Adviento, Navidad, Epifanía, Cuaresma, Semana santa... Por cultura general, sino por otros motivos, a mucha gente le suenan estas expresiones. Marcan los distintos puntos de la reflexión, la predicación y las vivencias de los cristianos a lo largo del año.
El Adviento es un misterio de esperanza cristiana. Cada vez que nace un niño, ha dicho un poeta hindú, algo nos indica que Dios sigue confiando en los hombres. Pero adviento nos trae el anuncio de un niño reflejo de Dios, que luego será adolescente, joven y adulto. Un niño en el que Dios habita total y plenamente. El puede enseñarnos el camino porque es la Luz y la Vida. Cabe, pues, afirmar con rotundidad que Dios sigue confiando y esperando en los hombres.
Por el solo hecho de que nuestra tierra haya sido pisada por Jesús de Nazaret ya vale la pena vivir en ella, luchar y esperar. En Adviento recogemos a manos llenas, con avidez, toda esta esperanza. Épocas vendrán en que andemos más escasos de ella.
En el Adviento resuenan nítidamente las palabras de los viejos profetas anhelando que los lobos aprendan a convivir con los corderos. En efecto, existen hombres lobos, voraces, que delinquen sin escrúpulos, a costa del sufrimiento ajeno. Y hay hombres corderos, mansos chivitos que cuentan tan solo como platos aderezados para los banquetes de los poderosos.
Nuestro Adviento lo preside María, la que meditaba estas cosas en su corazón, la madre silente. Ella enseña que, en ocasiones, el silencio vale más que la palabra. Habla de recogimiento, de entrega generosa y anónima. Ella enseña a vivir grávidos de Dios. Impulsa a dar a luz lo mejor de nosotros mismos, lo que tenemos guardado muy adentro. Que no sale por temor, por cobardía, por pereza.

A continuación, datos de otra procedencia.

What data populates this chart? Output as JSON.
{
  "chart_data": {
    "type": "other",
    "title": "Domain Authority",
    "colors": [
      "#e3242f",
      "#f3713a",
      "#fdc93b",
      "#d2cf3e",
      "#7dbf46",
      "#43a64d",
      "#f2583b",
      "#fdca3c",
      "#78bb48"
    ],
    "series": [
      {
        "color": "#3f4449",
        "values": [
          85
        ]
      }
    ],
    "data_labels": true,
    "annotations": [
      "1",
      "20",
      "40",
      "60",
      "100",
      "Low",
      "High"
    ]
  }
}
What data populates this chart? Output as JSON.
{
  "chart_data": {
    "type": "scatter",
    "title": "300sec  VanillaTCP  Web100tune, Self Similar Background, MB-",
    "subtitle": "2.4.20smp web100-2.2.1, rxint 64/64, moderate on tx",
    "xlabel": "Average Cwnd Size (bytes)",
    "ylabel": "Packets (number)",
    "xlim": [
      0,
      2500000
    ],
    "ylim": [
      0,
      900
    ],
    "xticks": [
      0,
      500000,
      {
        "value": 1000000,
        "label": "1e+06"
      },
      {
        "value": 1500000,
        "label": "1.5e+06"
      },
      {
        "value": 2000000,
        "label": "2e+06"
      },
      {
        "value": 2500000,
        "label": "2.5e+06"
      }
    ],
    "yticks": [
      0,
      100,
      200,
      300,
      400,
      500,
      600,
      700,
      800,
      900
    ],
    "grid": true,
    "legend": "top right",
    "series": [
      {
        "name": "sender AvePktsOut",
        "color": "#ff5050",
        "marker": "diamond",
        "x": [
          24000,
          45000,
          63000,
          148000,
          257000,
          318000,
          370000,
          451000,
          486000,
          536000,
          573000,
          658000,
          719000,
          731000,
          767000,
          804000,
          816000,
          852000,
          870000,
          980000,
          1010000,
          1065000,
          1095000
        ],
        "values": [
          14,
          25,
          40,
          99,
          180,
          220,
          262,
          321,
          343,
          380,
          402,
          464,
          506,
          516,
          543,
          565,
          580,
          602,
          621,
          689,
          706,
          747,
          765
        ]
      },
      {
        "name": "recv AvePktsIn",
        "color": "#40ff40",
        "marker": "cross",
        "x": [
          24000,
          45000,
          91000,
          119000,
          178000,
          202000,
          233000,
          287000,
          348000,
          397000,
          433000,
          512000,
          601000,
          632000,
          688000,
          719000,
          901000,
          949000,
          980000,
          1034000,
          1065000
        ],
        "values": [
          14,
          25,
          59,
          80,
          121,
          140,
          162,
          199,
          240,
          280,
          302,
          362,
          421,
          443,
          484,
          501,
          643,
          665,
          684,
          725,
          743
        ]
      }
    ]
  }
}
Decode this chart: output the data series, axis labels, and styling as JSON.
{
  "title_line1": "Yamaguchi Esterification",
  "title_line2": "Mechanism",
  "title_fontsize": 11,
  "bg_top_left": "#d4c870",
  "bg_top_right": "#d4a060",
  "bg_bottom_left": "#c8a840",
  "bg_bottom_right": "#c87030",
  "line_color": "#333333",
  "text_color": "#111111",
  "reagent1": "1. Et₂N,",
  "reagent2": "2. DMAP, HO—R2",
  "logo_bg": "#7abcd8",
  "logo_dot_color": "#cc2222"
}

El Adviento es memoria del pasado, recuerdo de la venida física de Jesús, en nuestra carne. Pero también es compromiso para el presente: si el niño no mueve a compartir sus actitudes altruistas y honradas, si no empuja a asimilar sus criterios, de nada servirán finalmente los hermosos recuerdos.
Por lo demás, Adviento también apunta al futuro, al día en que se realice la utopía de los profetas. Cuando los lobos aprendan a convivir con los corderos y a las espadas se les asigne la función de los arados.
Hay cosas imperiosas en la vida. Como buscar el alimento de los hijos o un hogar para el próximo matrimonio. Urge reparar el frigorífero y darle una mano de pintura a la pared. Se trata de cosas que es preciso afrontar sin retraso. Hay otras que se pueden dejar para mañana y aparentemente todo sigue igual. Sin embargo, lo más urgente no suele coincidir con lo más importante.